The company has detailed its position to potential investors as it prepares for a share offering intended to raise IcKr20 billion ($148 million), and up to IcKr23 billion in the event of oversubscription.
This figure is lower than the IcKr30 billion originally envisioned, and for which the company had obtained shareholder approval in May.
Icelandair Group says measures it has put in place have since left the company “stronger” than it had been at the time of this approval.
The measures have included collective agreements with personnel, concessions with creditors and vendors, and a deal to restructure its Boeing 737 Max order.
Icelandair has also managed to maintain a limited – but profitable – schedule over the summer season, while it has also benefited from cargo and leasing services despite the crisis.
The company’s approval for the IcKr30 billion capital increase expires on 1 September, and it is to seek renewed support on 9 September for the revised proposal.
Iceland’s government has agreed to provide the company with a guarantee for a credit facility of up to $120 million. This will depend on a successful share offering as well as parliamentary approval.
The company is plotting a recovery which estimates capacity will return to 2018 levels – the last year before Icelandair was affected by the 737 Max grounding and the pandemic crisis – in 2024.
Ten outstanding 737 Max orders will be cut to six, with three scheduled to arrive over winter 2020-21 and the other three in winter 2021-22. The airline says it expects Max recertification in the fourth quarter of this year.
Icelandair projects that, by 2024, it will restore its fleet to 34 aircraft.
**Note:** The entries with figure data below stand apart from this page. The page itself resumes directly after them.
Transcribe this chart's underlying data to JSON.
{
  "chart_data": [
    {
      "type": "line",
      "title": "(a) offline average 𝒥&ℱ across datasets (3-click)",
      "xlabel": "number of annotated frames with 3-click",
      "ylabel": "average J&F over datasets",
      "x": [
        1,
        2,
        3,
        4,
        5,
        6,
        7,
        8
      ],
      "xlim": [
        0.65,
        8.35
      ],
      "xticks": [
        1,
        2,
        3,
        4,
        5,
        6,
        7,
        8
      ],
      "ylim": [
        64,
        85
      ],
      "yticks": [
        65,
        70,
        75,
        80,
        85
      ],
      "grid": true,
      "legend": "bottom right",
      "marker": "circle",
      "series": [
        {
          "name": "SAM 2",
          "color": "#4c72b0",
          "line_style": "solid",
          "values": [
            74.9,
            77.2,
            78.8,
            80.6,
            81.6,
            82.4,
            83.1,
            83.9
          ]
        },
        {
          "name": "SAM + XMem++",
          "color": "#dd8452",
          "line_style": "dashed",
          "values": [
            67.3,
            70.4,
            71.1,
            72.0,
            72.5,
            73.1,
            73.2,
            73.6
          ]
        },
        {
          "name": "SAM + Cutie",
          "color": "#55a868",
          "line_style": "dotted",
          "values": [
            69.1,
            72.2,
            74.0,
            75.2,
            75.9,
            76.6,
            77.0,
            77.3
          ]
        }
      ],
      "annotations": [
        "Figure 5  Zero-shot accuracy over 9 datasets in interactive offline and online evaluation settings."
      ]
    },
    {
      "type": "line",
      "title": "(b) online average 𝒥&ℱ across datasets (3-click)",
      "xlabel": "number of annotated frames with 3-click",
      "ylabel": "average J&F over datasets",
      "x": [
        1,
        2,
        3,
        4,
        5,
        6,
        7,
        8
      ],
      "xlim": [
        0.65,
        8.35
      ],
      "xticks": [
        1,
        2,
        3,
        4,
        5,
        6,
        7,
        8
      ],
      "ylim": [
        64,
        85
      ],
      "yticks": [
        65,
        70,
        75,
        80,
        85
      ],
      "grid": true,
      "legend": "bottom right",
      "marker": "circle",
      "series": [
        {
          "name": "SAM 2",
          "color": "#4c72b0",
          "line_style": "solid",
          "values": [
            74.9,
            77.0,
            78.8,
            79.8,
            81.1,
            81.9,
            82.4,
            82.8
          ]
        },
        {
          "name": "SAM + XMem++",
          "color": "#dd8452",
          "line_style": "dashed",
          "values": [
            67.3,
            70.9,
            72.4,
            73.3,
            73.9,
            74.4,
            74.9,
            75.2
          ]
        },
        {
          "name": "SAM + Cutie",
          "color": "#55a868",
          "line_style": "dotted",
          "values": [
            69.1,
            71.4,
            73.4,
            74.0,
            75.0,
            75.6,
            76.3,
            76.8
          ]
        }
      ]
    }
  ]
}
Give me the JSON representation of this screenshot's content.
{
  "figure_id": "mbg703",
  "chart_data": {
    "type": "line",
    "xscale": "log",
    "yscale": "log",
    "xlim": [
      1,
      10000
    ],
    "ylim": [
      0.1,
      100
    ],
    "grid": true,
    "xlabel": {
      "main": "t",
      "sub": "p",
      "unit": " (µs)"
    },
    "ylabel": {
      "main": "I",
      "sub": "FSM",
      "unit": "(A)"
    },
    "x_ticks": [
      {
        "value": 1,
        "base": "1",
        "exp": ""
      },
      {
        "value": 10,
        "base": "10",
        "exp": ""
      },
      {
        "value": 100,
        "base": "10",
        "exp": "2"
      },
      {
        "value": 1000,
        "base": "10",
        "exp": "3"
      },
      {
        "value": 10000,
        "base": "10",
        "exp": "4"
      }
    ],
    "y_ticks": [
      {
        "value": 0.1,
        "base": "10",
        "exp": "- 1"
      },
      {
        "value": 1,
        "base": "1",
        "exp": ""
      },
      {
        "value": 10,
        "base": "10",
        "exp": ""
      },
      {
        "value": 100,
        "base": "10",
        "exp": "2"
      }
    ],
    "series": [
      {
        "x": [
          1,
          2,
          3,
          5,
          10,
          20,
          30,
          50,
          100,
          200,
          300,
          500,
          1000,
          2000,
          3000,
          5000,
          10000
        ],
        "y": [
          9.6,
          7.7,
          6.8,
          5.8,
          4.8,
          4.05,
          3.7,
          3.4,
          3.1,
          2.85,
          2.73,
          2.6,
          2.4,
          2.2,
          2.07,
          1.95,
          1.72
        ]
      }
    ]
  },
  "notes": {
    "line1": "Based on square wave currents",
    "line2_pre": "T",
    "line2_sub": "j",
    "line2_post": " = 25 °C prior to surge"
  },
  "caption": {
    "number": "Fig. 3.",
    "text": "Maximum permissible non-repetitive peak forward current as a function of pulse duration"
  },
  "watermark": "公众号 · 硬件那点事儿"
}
It will have a total of 12 737 Max jets, and four Boeing 767s, but will have halved its 757 fleet to 13 compared with 2018. The airline also indicates it will have five other aircraft, but has not indicated the type.
It says it does not require any additional aircraft commitments until 2024, but states that it has been exploring several options regarding long-term 757 replacement – including additional 737s or Airbus A320s.
The carrier conservatively estimates it will transport 1.4 million passengers in 2021, but indicates that this could more than double if a faster recovery takes hold. It stresses that it has the flexibility to cope with a quicker ramp-up.
But the company says that it still expects the overall restoration of passenger numbers to take four years to materialise, and predicts 4.5 million in 2024.
Icelandair Group puts the direct one-off cost effect of the pandemic for 2020 at $210 million, including $123 million of impairment and $47 million in fuel hedges, plus $43 million in redundancy expenses and a $28 million precautionary reserve of Boeing 757 engine life.
But it says the overall negative effect of the crisis on its full-year 2020 results will be “much higher” than this figure.